Estaba el niño Gil postrado en cama
de una fiebre tenaz y peligrosa,
y el médico mandó que el tierno brazo
tendiese a la lanceta salvadora.
No era Gil de los tímidos chicuelos,
que si de sangre pierden una gota,
se ponen a temblar; brioso y dócil,
se conformó con la sentencia docta.
A presenciar la interesante escena,
solícitos acuden a la alcoba
los padres, la criada, y el primero
Blas, hermano de Gil, que en él adora.
Átale a Gil el sangrador la venda,
báñale el brazo en agua, se le frota,
y la vena infantil hinchada al cabo,
el hombre el pincho con los dedos toma.
Callado Blas y atónito observaba
la tal operación preparatoria,
sin saber qué pensar; mas en el punto
que la lanceta vio... ¡Virgen de Atocha!
¡Qué lágrimas! ¡Qué gritos! -Yo no quiero
(clamaba sin cesar aquella boca),
yo no quiero que pinchen a mi hermano.
¡Váyase usted de aquí, mata-personas!
-¡Cuánto me quiere Blas!, dijo el paciente.
-Es muy buen corazón, dijo llorosa
de placer la mamá: lo mismo el padre
sintió, y el cirujano y la fregona.
Retiraron a Blas, pues de otro modo
su fraternal dolor allí le ahoga.
Corrió la sangre del querido enfermo,
y se alivió y curóse por la posta.
El júbilo de Blas ya se supone.
Como su afecto a Gil era una cosa
fuera de lo común, su madre en pago
diole unos mazapanes de Vitoria.
-A la parte me llamo, Gil le dijo.
-Guardarlos quiero, contestó con sorna
el cariñoso Blas.

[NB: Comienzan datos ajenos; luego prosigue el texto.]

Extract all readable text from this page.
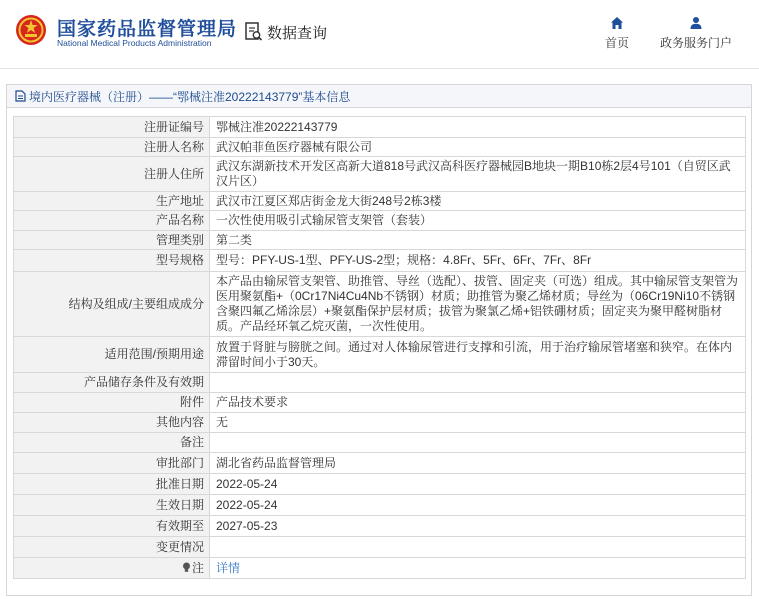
国家药品监督管理局
National Medical Products Administration
数据查询
首页	政务服务门户
境内医疗器械（注册）——“鄂械注准20222143779”基本信息
注册证编号	鄂械注准20222143779
注册人名称	武汉帕菲鱼医疗器械有限公司
注册人住所	武汉东湖新技术开发区高新大道818号武汉高科医疗器械园B地块一期B10栋2层4号101（自贸区武汉片区）
生产地址	武汉市江夏区郑店街金龙大街248号2栋3楼
产品名称	一次性使用吸引式输尿管支架管（套装）
管理类别	第二类
型号规格	型号：PFY-US-1型、PFY-US-2型；规格：4.8Fr、5Fr、6Fr、7Fr、8Fr
结构及组成/主要组成成分	本产品由输尿管支架管、助推管、导丝（选配）、拔管、固定夹（可选）组成。其中输尿管支架管为医用聚氨酯+（0Cr17Ni4Cu4Nb不锈钢）材质；助推管为聚乙烯材质；导丝为（06Cr19Ni10不锈钢含聚四氟乙烯涂层）+聚氨酯保护层材质；拔管为聚氯乙烯+铝铁硼材质；固定夹为聚甲醛树脂材质。产品经环氧乙烷灭菌，一次性使用。
适用范围/预期用途	放置于肾脏与膀胱之间。通过对人体输尿管进行支撑和引流，用于治疗输尿管堵塞和狭窄。在体内滞留时间小于30天。
产品储存条件及有效期	
附件	产品技术要求
其他内容	无
备注	
审批部门	湖北省药品监督管理局
批准日期	2022-05-24
生效日期	2022-05-24
有效期至	2027-05-23
变更情况	
注	详情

Para guardarlos,
se los comió en seguida el zampatortas.
-¡Bravo! (exclamaba Gil) señor goloso,
usted que tanto por su hermano llora,
¡un miserable mazapán le niega,
y sin reparo los engulle a solas!
Pues el tener buen alma no consiste
sólo en gimotear; consiste en obras.
Blasito relamiéndose, repuso:
-Una cosa es llorar, y dar es otra.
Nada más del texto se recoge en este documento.